I suppose I could halve the recipe but I am quite happy to cut and freeze any surplus and the bread keeps for several days and can always be toasted.

Whey

This recipe uses whey which I often have if I have made any twarog – curd cheese.

If I do not have any whey I make a mixture of around 2 parts yoghurt to 1 part water instead.

Method

Day 1

At around 5 pm mix 150g of  rye flour with  250ml of hand hot water in a bowl.

Cover with a tea towel and leave for 24 hours.

Day 2

Again at around 5 pm,  mix 150g of  rye flour with  250ml of hand hot water and the mixture from the night before in a bowl and leave overnight or around 12 hours.

Day 3

In the morning

Ingredients

  • 350g rye flour
  • 350g (strong) plain flour
  • 2 tablespoons honey
  • 2 teaspoons salt
  • 1 teaspoon of granulated sugar
  • 2 tablespoons of caraway seeds
  • 450 – 500ml  of whey  or a mixture of 2 parts yoghurt & 1 part water
  • Plus the starter mix from the days before

Method

  • Combine all the ingredients together.
  • Aim for a “wet” mix – it is harder to handle but gives the best results.
  • Knead for around 5 minutes – longer if you can!

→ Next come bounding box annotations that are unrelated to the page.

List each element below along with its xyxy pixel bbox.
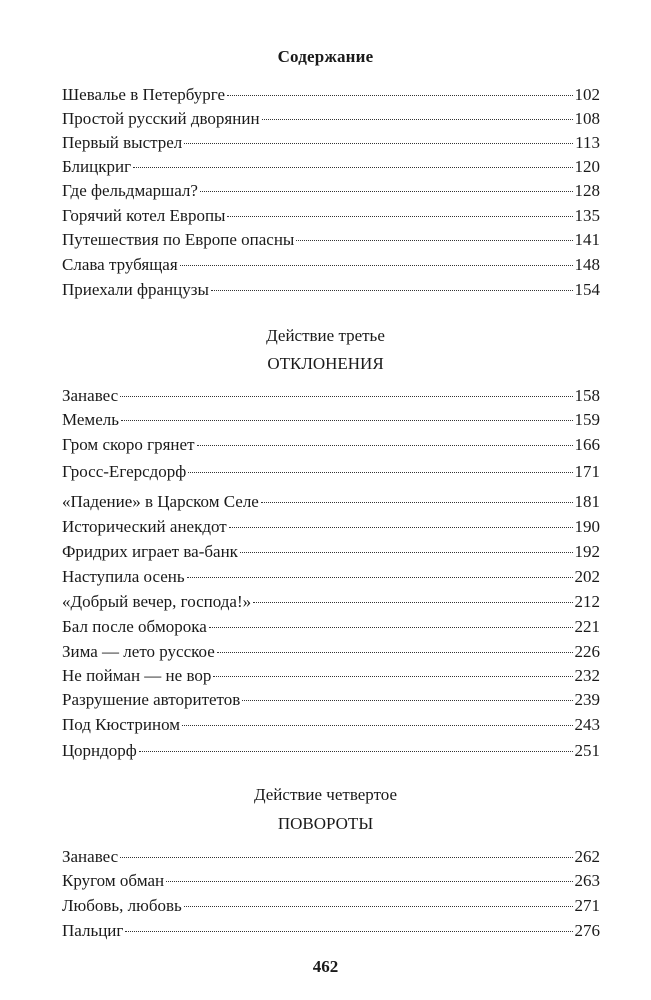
- toc-entry: [62, 490, 600, 514]
- toc-entry: [62, 845, 600, 869]
- page-number: 462: [312, 957, 339, 976]
- toc-entry-title: Исторический анекдот: [62, 517, 227, 536]
- toc-entry: [62, 384, 600, 408]
- dot-leader: [120, 857, 572, 858]
- dot-leader: [121, 420, 573, 421]
- toc-entry-page: 271: [574, 896, 600, 915]
- act3-heading: Действие третье: [266, 326, 385, 345]
- toc-entry-title: Приехали французы: [62, 280, 209, 299]
- toc-entry: [62, 640, 600, 664]
- dot-leader: [242, 700, 572, 701]
- toc-entry-title: Фридрих играет ва-банк: [62, 542, 238, 561]
- toc-entry-page: 212: [574, 592, 600, 611]
- toc-entry: [62, 919, 600, 943]
- toc-entry: [62, 894, 600, 918]
- toc-entry-page: 251: [574, 741, 600, 760]
- toc-entry: [62, 278, 600, 302]
- toc-entry-page: 171: [574, 462, 600, 481]
- dot-leader: [227, 216, 572, 217]
- toc-entry-page: 102: [574, 85, 600, 104]
- toc-entry-page: 154: [574, 280, 600, 299]
- toc-entry: [62, 688, 600, 712]
- toc-entry-title: Слава трубящая: [62, 255, 178, 274]
- toc-entry-page: 120: [574, 157, 600, 176]
- dot-leader: [139, 751, 573, 752]
- toc-entry-title: Шевалье в Петербурге: [62, 85, 226, 104]
- toc-entry: [62, 253, 600, 277]
- toc-entry-title: Зима — лето русское: [62, 642, 215, 661]
- toc-entry-title: Мемель: [62, 410, 119, 429]
- toc-entry: [62, 228, 600, 252]
- toc-entry-page: 262: [574, 847, 600, 866]
- toc-entry-page: 239: [574, 690, 600, 709]
- toc-entry-page: 141: [574, 230, 600, 249]
- toc-entry-title: Не пойман — не вор: [62, 666, 212, 685]
- toc-entry-page: 159: [574, 410, 600, 429]
- toc-entry-title: Любовь, любовь: [62, 896, 182, 915]
- toc-entry: [62, 713, 600, 737]
- toc-entry-page: 276: [574, 921, 600, 940]
- dot-leader: [197, 445, 573, 446]
- toc-entry: [62, 664, 600, 688]
- toc-entry: [62, 540, 600, 564]
- dot-leader: [227, 95, 572, 96]
- toc-entry-page: 135: [574, 206, 600, 225]
- dot-leader: [262, 119, 573, 120]
- dot-leader: [188, 472, 572, 473]
- toc-entry-title: Занавес: [62, 847, 119, 866]
- dot-leader: [213, 676, 572, 677]
- dot-leader: [209, 627, 573, 628]
- toc-entry: [62, 83, 600, 107]
- dot-leader: [180, 265, 573, 266]
- toc-entry-title: Наступила осень: [62, 567, 185, 586]
- act4-subtitle: ПОВОРОТЫ: [277, 814, 374, 833]
- toc-entry-title: Блицкриг: [62, 157, 132, 176]
- dot-leader: [187, 577, 573, 578]
- toc-entry-title: Гросс-Егерсдорф: [62, 462, 187, 481]
- act3-subtitle: ОТКЛОНЕНИЯ: [267, 354, 384, 373]
- toc-entry-page: 192: [574, 542, 600, 561]
- toc-entry: [62, 515, 600, 539]
- dot-leader: [217, 652, 573, 653]
- toc-entry-page: 158: [574, 386, 600, 405]
- toc-entry-page: 166: [574, 435, 600, 454]
- toc-entry: [62, 107, 600, 131]
- toc-entry-title: Пальциг: [62, 921, 124, 940]
- toc-entry-title: Первый выстрел: [62, 133, 183, 152]
- toc-entry: [62, 565, 600, 589]
- toc-entry-page: 181: [574, 492, 600, 511]
- dot-leader: [261, 502, 573, 503]
- toc-entry-title: Занавес: [62, 386, 119, 405]
- dot-leader: [200, 191, 573, 192]
- toc-entry-page: 202: [574, 567, 600, 586]
- toc-entry-page: 232: [574, 666, 600, 685]
- toc-entry: [62, 590, 600, 614]
- dot-leader: [240, 552, 573, 553]
- toc-entry-title: «Падение» в Царском Селе: [62, 492, 259, 511]
- toc-entry-page: 221: [574, 617, 600, 636]
- toc-entry: [62, 869, 600, 893]
- dot-leader: [120, 396, 572, 397]
- toc-entry-page: 243: [574, 715, 600, 734]
- toc-entry: [62, 460, 600, 484]
- toc-entry-page: 128: [574, 181, 600, 200]
- toc-entry: [62, 408, 600, 432]
- dot-leader: [166, 881, 572, 882]
- toc-entry-page: 263: [574, 871, 600, 890]
- dot-leader: [125, 931, 572, 932]
- dot-leader: [182, 725, 572, 726]
- toc-entry-page: 113: [575, 133, 600, 152]
- toc-entry-title: Где фельдмаршал?: [62, 181, 198, 200]
- dot-leader: [184, 143, 573, 144]
- toc-entry-page: 226: [574, 642, 600, 661]
- toc-entry-page: 190: [574, 517, 600, 536]
- dot-leader: [296, 240, 572, 241]
- toc-entry-title: Простой русский дворянин: [62, 109, 260, 128]
- dot-leader: [211, 290, 573, 291]
- toc-entry-title: Путешествия по Европе опасны: [62, 230, 295, 249]
- toc-entry-page: 148: [574, 255, 600, 274]
- toc-entry-title: Бал после обморока: [62, 617, 207, 636]
- dot-leader: [253, 602, 572, 603]
- toc-entry-title: Разрушение авторитетов: [62, 690, 241, 709]
- toc-entry: [62, 615, 600, 639]
- dot-leader: [133, 167, 572, 168]
- act4-heading: Действие четвертое: [253, 785, 398, 804]
- toc-entry: [62, 204, 600, 228]
- dot-leader: [229, 527, 573, 528]
- toc-entry-page: 108: [574, 109, 600, 128]
- dot-leader: [184, 906, 573, 907]
- toc-entry: [62, 131, 600, 155]
- toc-entry-title: «Добрый вечер, господа!»: [62, 592, 252, 611]
- toc-entry-title: Кругом обман: [62, 871, 165, 890]
- toc-entry-title: Горячий котел Европы: [62, 206, 226, 225]
- toc-entry-title: Гром скоро грянет: [62, 435, 195, 454]
- page-title: Содержание: [277, 47, 374, 66]
- toc-entry-title: Цорндорф: [62, 741, 137, 760]
- toc-entry: [62, 433, 600, 457]
- toc-entry-title: Под Кюстрином: [62, 715, 181, 734]
- toc-entry: [62, 179, 600, 203]
- toc-entry: [62, 739, 600, 763]
- toc-entry: [62, 155, 600, 179]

  • Shape the dough – cut  it in half and make 2 oval-shaped loaves and place them on greased baking trays or you can put them into tins – I used  a round – loose bottomed tin – 20cm in diameter in my second bake.
  • Leave to rise  for around 5 hours.
  • Pre-heat the oven to GM4 – 180°C
  • Place some water in a roasting tray at the bottom of the oven.
  • *
  • They take around 50 minutes to bake – I swap the two trays around after about 20 minutes.

Delicious with just butter – Well worth the wait!